YOU often hear it said that it is important to give young people a start in agriculture. This may be based on concern that the farmer population is growing old and needs to be refreshed, a subject I discussed recently, or as something thought to have inherent merit.
It is not unusual to hear claims that while it was once relatively easy for young people to become a farmer, that is no longer the case. Land prices in particular, it is suggested, are simply out of their reach.
Mostly, those who make that argument are above a certain age and compare current circumstances with what it was like when they got started. The comparison gap, therefore, tends to be in the range of 20-50 years. And memories are far from perfect.
It is actually quite difficult to make generalisations about farm land values. Demand for the deep, rich soils of northern Tasmania is vastly different from the buffalo country of the Northern Territory or the remarkably productive sand of the Western Australian Wheat Belt. Prices, therefore, are equally dissimilar.
There is nonetheless some evidence indicating that land values between 1992 and 2011 appreciated faster than the rate of inflation. One source claims land values increased 367 per cent, almost six times higher than the total rate of inflation of 64pc, with prices rising, on average, for all but two of the last 20 years.
Another suggests the average compound annual price appreciation for land in the wheat belt over the decade 2002-2011 was 8.8pc.
That does not necessarily prove farm land is less affordable. Incomes have also risen faster than inflation with most commodity prices racing ahead and some costs (including interest rates) down.
But let us assume land prices are less affordable than they were a generation ago. What, if anything, should be done about it?
The same question is raised in relation to first home buyers, based on the claim that house prices are unaffordable. Governments are prone to handing out taxpayers’ money at election times to address this supposed problem.
What happens in that case is house prices go up by the amount of the subsidy, so there is no net change in affordability. It’s basically just transferring money from mostly older people to mostly younger people.
Some states now limit the grants to new houses in an effort to stimulate the building industry, but they never seem to be withdrawn when the building industry booms. People easily become addicted to free money.
This is exactly the problem that would confront anyone wanting to make farm land more affordable by using taxpayers’ money. It would inevitably make no difference because the price of land would rise by the amount of the subsidy.
Moreover, there is something immoral about the notion of subsidising farm acquisitions using the money of other taxpayers. Nobody gets subsidised to buy a fish shop or hairdressers.
But even if it is not as affordable as it was in the past, it is a moot point whether farm land affordability is all that low anyway. By international standards Australian farm land is cheap, especially compared to other Western markets. Around my farm in NSW, for example, land can be bought for $500 a hectare. It’s cheaper still in more remote areas.
Furthermore, governments can have quite a lot of influence on land affordability via their rules and regulations. If they were to make different decisions, land could be quite a lot more affordable.
Rules preventing clearing, for example, reduce agricultural capacity and thus land values. Stamp duty, rates, land tax and other imposts raise the cost of buying and owning land, also keeping prices down. Interest rates, which are heavily influenced by government decisions, have an enormous impact on demand for land.

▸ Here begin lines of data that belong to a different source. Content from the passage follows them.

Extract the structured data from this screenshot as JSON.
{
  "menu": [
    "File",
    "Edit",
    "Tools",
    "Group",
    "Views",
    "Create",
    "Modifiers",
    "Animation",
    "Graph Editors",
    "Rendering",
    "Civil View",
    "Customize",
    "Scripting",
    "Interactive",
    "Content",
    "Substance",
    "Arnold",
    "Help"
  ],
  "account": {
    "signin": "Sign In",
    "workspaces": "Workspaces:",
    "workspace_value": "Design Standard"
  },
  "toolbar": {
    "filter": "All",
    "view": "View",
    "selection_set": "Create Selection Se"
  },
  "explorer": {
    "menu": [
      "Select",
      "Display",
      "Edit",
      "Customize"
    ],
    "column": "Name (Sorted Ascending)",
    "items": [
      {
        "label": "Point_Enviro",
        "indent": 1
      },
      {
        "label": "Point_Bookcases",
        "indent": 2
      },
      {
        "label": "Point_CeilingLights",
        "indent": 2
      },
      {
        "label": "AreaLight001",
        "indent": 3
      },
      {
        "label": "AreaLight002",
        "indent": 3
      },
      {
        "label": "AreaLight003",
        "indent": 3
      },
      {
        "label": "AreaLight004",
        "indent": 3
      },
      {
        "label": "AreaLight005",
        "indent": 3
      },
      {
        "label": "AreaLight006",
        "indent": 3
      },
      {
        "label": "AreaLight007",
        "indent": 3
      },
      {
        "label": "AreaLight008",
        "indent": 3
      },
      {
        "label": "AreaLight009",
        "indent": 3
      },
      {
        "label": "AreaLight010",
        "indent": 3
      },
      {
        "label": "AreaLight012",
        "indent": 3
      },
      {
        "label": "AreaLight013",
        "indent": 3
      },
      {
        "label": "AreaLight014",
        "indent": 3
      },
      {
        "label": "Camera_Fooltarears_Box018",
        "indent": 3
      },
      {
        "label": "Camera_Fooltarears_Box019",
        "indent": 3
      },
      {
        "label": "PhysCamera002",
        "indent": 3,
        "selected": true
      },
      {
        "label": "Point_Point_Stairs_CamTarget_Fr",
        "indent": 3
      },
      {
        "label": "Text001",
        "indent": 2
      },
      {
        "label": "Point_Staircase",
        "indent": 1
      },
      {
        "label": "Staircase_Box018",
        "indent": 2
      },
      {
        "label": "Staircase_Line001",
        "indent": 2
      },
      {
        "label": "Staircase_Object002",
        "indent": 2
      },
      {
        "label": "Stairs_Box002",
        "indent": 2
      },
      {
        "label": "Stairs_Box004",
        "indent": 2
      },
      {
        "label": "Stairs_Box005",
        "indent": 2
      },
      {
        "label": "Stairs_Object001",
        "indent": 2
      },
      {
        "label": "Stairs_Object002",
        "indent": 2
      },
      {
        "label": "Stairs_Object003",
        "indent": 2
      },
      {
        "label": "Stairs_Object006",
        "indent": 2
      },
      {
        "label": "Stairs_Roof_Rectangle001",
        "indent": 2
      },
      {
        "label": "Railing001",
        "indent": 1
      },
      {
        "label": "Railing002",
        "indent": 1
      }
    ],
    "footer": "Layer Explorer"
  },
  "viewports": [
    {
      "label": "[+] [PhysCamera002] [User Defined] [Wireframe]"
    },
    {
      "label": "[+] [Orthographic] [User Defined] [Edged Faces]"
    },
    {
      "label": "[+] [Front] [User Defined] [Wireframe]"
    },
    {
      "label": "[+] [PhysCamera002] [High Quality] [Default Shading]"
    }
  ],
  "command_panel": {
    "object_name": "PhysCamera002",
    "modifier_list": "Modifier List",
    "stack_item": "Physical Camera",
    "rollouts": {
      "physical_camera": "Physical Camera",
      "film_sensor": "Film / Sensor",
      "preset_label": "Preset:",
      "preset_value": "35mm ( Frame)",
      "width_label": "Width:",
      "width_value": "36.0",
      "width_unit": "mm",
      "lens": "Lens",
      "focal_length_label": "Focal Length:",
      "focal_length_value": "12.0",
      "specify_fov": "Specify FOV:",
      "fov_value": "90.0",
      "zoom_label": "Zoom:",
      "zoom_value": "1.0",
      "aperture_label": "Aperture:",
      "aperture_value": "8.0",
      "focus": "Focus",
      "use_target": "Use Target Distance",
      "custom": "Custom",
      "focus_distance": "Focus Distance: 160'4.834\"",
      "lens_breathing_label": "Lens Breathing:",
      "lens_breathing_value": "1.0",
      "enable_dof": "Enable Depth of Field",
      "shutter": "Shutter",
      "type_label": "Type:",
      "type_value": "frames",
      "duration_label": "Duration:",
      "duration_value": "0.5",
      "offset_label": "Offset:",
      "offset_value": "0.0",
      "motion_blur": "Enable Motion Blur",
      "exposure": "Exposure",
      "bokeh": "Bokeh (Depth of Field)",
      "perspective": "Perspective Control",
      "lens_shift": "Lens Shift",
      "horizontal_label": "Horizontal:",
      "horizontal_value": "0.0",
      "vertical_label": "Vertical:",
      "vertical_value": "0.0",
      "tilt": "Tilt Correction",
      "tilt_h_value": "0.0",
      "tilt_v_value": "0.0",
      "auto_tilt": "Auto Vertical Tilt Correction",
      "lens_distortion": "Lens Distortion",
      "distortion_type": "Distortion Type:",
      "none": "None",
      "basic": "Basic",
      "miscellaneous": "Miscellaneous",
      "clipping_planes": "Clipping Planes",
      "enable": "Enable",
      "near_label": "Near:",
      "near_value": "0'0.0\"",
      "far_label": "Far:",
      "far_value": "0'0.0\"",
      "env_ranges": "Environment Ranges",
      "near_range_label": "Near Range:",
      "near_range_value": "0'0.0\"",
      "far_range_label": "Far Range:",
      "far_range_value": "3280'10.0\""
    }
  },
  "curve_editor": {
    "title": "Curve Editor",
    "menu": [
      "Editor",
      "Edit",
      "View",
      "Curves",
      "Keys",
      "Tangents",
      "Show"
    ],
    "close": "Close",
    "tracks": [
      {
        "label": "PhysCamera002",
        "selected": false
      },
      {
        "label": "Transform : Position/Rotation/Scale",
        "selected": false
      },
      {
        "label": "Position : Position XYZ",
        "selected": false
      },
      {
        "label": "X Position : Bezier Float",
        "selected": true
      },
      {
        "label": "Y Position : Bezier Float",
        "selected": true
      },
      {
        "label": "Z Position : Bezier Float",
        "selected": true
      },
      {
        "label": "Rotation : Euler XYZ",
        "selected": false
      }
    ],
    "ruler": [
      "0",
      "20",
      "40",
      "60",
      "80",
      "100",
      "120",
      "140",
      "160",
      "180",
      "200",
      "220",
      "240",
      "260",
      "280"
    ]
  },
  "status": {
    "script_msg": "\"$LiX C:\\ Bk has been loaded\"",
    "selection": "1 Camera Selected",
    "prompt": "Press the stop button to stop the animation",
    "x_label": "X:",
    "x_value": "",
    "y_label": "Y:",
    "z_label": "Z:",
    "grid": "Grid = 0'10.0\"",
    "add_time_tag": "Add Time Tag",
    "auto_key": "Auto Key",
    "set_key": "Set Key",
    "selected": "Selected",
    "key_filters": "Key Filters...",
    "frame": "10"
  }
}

Hobby farmers and lifestyle investors increase demand and boost prices, but rules restricting subdivision into smaller blocks discourage them.
Even restrictions on foreign investors keep buyers out of the market, reducing demand and helping to keep down prices.
The other side of this coin is that most farmers would not want to keep land prices down. They use their farms as collateral to raise funds and aim to cash it in to fund their retirement. Low prices would certainly not be welcome from either of these perspectives.
Which leaves unanswered the question of whether young people should be helped to enter agriculture and, if so, how that help should be provided.
In fact, quite a lot of young people already receive assistance to buy farms. This comes from their parents who leave the family farm to them in their will, sell it to them on favourable terms when they retire, or help them borrow funds to buy another one somewhere else. And although there is probably scope for more, there are also options for share-farming.
That’s exactly how it ought to be. Parents are primarily responsible for ensuring their children receive an education and get a start in life. Whether that extends to helping them enter farming is their business and nobody else’s.